The Huns were originally an Asistic steppe tribe. As such, they were horsemen par excellent as well as bowmen. Interestingly, they also used the lariat as a weapon with great effect. By the time of Atilla, they were an aggregation of all of the various peoples that they had conquered, although the core of the army remained Hunnic horse-archers.
As to the accuracy of the tv movie, I could not bring myself to watch it after I saw the trailers which showed the Roman troops marching around in Loricae Segmentatae (the banded strip armors of the early Empire, as seen on Trajan's Column) and aotherwise armed and equipped as Early Principate Legions. That would be like having the troops in a VietNam movie running around armed and equipped as the early colonists at Jamestown and Plymouth, or in the English Civil War. You know, back and breast plates, steel pakeman's pot or lobster tail horseman's pot, matchlock pistols, rapiers, lances, and pikes, Cavaliers and Roundheads.
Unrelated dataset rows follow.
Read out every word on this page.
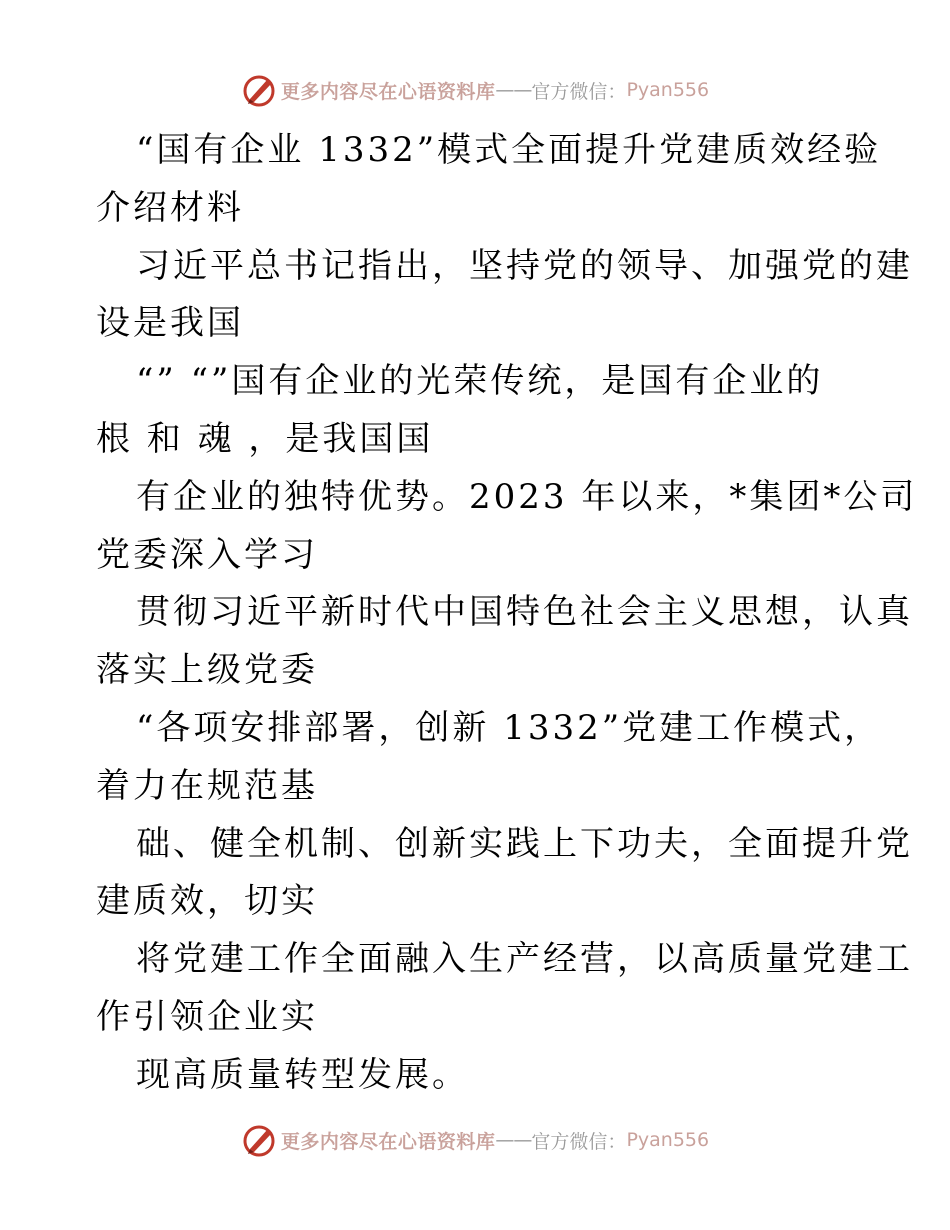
更多内容尽在心语资料库 —— 官方微信： Pyan556
“国有企业 1332”模式全面提升党建质效经验
介绍材料
习近平总书记指出，坚持党的领导、加强党的建
设是我国
“” “”国有企业的光荣传统，是国有企业的
根 和 魂 ，是我国国
有企业的独特优势。2023 年以来，*集团*公司
党委深入学习
贯彻习近平新时代中国特色社会主义思想，认真
落实上级党委
“各项安排部署，创新 1332”党建工作模式，
着力在规范基
础、健全机制、创新实践上下功夫，全面提升党
建质效，切实
将党建工作全面融入生产经营，以高质量党建工
作引领企业实
现高质量转型发展。
更多内容尽在心语资料库 —— 官方微信： Pyan556
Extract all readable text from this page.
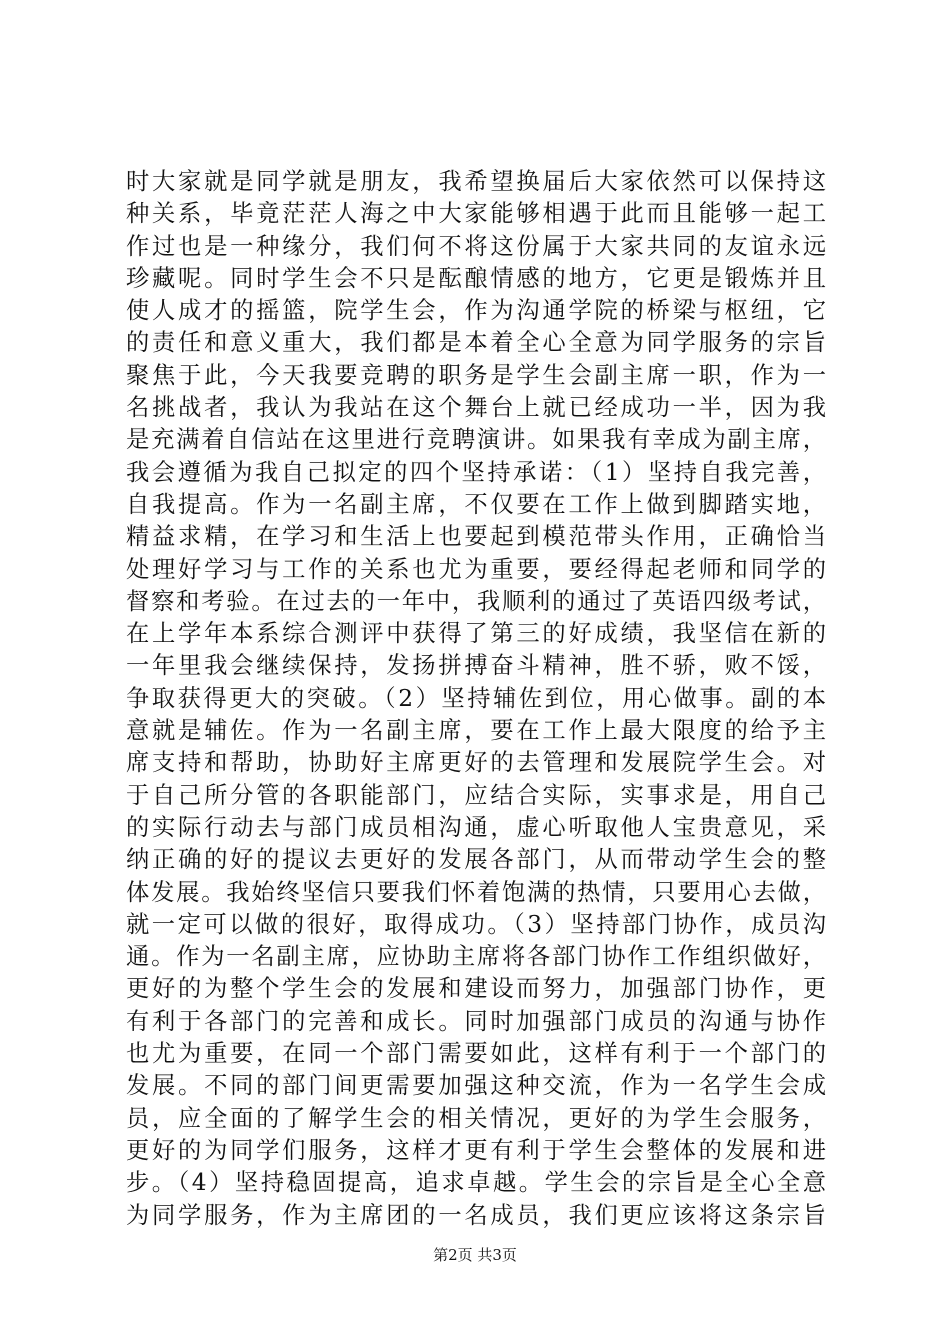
时大家就是同学就是朋友，我希望换届后大家依然可以保持这
种关系，毕竟茫茫人海之中大家能够相遇于此而且能够一起工
作过也是一种缘分，我们何不将这份属于大家共同的友谊永远
珍藏呢。同时学生会不只是酝酿情感的地方，它更是锻炼并且
使人成才的摇篮，院学生会，作为沟通学院的桥梁与枢纽，它
的责任和意义重大，我们都是本着全心全意为同学服务的宗旨
聚焦于此，今天我要竞聘的职务是学生会副主席一职，作为一
名挑战者，我认为我站在这个舞台上就已经成功一半，因为我
是充满着自信站在这里进行竞聘演讲。如果我有幸成为副主席，
我会遵循为我自己拟定的四个坚持承诺：（1）坚持自我完善，
自我提高。作为一名副主席，不仅要在工作上做到脚踏实地，
精益求精，在学习和生活上也要起到模范带头作用，正确恰当
处理好学习与工作的关系也尤为重要，要经得起老师和同学的
督察和考验。在过去的一年中，我顺利的通过了英语四级考试，
在上学年本系综合测评中获得了第三的好成绩，我坚信在新的
一年里我会继续保持，发扬拼搏奋斗精神，胜不骄，败不馁，
争取获得更大的突破。（2）坚持辅佐到位，用心做事。副的本
意就是辅佐。作为一名副主席，要在工作上最大限度的给予主
席支持和帮助，协助好主席更好的去管理和发展院学生会。对
于自己所分管的各职能部门，应结合实际，实事求是，用自己
的实际行动去与部门成员相沟通，虚心听取他人宝贵意见，采
纳正确的好的提议去更好的发展各部门，从而带动学生会的整
体发展。我始终坚信只要我们怀着饱满的热情，只要用心去做，
就一定可以做的很好，取得成功。（3）坚持部门协作，成员沟
通。作为一名副主席，应协助主席将各部门协作工作组织做好，
更好的为整个学生会的发展和建设而努力，加强部门协作，更
有利于各部门的完善和成长。同时加强部门成员的沟通与协作
也尤为重要，在同一个部门需要如此，这样有利于一个部门的
发展。不同的部门间更需要加强这种交流，作为一名学生会成
员，应全面的了解学生会的相关情况，更好的为学生会服务，
更好的为同学们服务，这样才更有利于学生会整体的发展和进
步。（4）坚持稳固提高，追求卓越。学生会的宗旨是全心全意
为同学服务，作为主席团的一名成员，我们更应该将这条宗旨
第2页 共3页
The accuracy of the equipments was so damned bad in those trailers that I gave up before I even saw the show.
BTW, the swords would have likely been some form of the Roman Spatha, the long cavalry sword that was, by the time of Atilla, in common use throughout the entire Roman Army, which, by the way, was a mobile cavalry-heavy army, not the heavy infantry Legions of the Early Principate.
I apologise for ranting on here, but Roman History is one of my current favorite subjects and I am reading everything that I can find on it.